What surprised me the first time I saw Citizen Kane was how funny it was. It's not a ponderous movie, in my experience, at all, but hugely entertaining and exhilarating. If I prefer Touch of Evil, it's because I have an unhealthy love of baroque sleaze. I don't know if I'd claim it was the better movie, though.
I still don't love it; I don't think I ever will. But now, I understand why it leaves such a giant footprint in film history, and why it's a worthwhile movie even when you're not talking about film history.
It's a worthwhile movie, and my movie viewing is the richer for all the times I've seen it.

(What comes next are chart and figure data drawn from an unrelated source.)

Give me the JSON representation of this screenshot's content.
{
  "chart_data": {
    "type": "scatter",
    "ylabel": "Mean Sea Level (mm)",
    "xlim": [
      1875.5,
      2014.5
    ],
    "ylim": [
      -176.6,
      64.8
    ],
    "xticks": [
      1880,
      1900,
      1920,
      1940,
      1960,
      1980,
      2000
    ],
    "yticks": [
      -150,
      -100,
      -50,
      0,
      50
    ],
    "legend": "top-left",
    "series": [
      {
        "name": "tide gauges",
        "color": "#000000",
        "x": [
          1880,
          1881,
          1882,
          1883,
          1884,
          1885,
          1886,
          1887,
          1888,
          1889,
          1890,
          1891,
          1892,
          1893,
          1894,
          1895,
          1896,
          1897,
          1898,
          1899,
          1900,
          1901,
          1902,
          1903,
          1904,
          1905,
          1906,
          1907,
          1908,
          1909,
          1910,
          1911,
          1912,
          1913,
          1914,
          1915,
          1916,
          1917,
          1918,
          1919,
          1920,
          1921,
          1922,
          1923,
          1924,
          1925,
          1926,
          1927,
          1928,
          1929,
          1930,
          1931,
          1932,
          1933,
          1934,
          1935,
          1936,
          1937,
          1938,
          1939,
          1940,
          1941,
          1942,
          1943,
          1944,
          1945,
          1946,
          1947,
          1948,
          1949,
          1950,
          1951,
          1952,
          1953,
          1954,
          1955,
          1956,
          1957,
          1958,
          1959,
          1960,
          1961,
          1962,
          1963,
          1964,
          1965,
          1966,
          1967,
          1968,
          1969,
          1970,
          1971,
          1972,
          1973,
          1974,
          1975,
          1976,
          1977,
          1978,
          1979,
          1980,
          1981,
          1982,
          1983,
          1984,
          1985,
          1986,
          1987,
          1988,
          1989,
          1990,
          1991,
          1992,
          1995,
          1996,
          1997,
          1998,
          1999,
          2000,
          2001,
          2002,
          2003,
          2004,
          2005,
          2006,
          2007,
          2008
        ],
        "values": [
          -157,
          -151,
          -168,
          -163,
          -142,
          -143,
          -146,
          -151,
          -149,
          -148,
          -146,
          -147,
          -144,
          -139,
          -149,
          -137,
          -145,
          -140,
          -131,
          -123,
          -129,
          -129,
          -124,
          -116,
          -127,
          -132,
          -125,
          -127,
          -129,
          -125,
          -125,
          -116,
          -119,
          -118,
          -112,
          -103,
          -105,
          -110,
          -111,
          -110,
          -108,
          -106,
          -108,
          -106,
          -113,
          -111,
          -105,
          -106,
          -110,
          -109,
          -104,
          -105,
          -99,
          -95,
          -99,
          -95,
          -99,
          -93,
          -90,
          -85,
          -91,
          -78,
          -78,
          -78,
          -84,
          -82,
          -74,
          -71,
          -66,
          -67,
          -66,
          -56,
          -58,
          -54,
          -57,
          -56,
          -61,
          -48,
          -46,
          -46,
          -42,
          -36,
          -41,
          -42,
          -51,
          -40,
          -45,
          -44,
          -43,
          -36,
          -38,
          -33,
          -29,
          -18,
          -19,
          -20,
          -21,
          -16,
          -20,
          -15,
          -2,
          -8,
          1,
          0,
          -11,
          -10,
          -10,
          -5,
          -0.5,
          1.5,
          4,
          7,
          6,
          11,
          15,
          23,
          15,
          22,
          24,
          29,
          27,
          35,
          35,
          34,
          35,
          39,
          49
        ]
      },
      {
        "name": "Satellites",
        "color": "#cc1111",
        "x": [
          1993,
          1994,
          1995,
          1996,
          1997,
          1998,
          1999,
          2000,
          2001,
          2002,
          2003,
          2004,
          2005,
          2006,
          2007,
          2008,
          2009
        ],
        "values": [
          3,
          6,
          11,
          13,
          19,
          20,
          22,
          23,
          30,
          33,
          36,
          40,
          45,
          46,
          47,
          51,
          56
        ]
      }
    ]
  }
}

I don't think I'd love Velvet Goldmine half so much if I didn't realize how consciously it's mapping the style and themes of CK (with a side order of Casablanca) to the glam rock era.
Sorry if I've been cranky or on my high horse about my lack of emotional connection to it. My back just gets up when I perceive the trend of the conversation to be moving towards an attitude of "if you don't like it, you must not get it!" or "don't fear the classics! they won't bite!" Because I do get it, and I don't fear the classics (though the nice ones bite), and discussion around b.org occasionally smacks more of lecturing at than sharing with, causing my knee to jerk and my eyes to narrow.
Ple, sorry, didn't mean to get your back up; I was responding to Nutty specifically raising the issue of ToE not being generally popular and having a Big Classic reputation that makes a lot of people keep it at arm's length.
eta: And also musing on the fact that I have that exact reaction myself to much of Welles; Nutty's comment was one that pinged me because it's precisely how I myself approach him, and it's a hump I have to push myself over every time I go to one of his movies (except ToE). I didn't mean to universalize my own experience, and I'm sorry.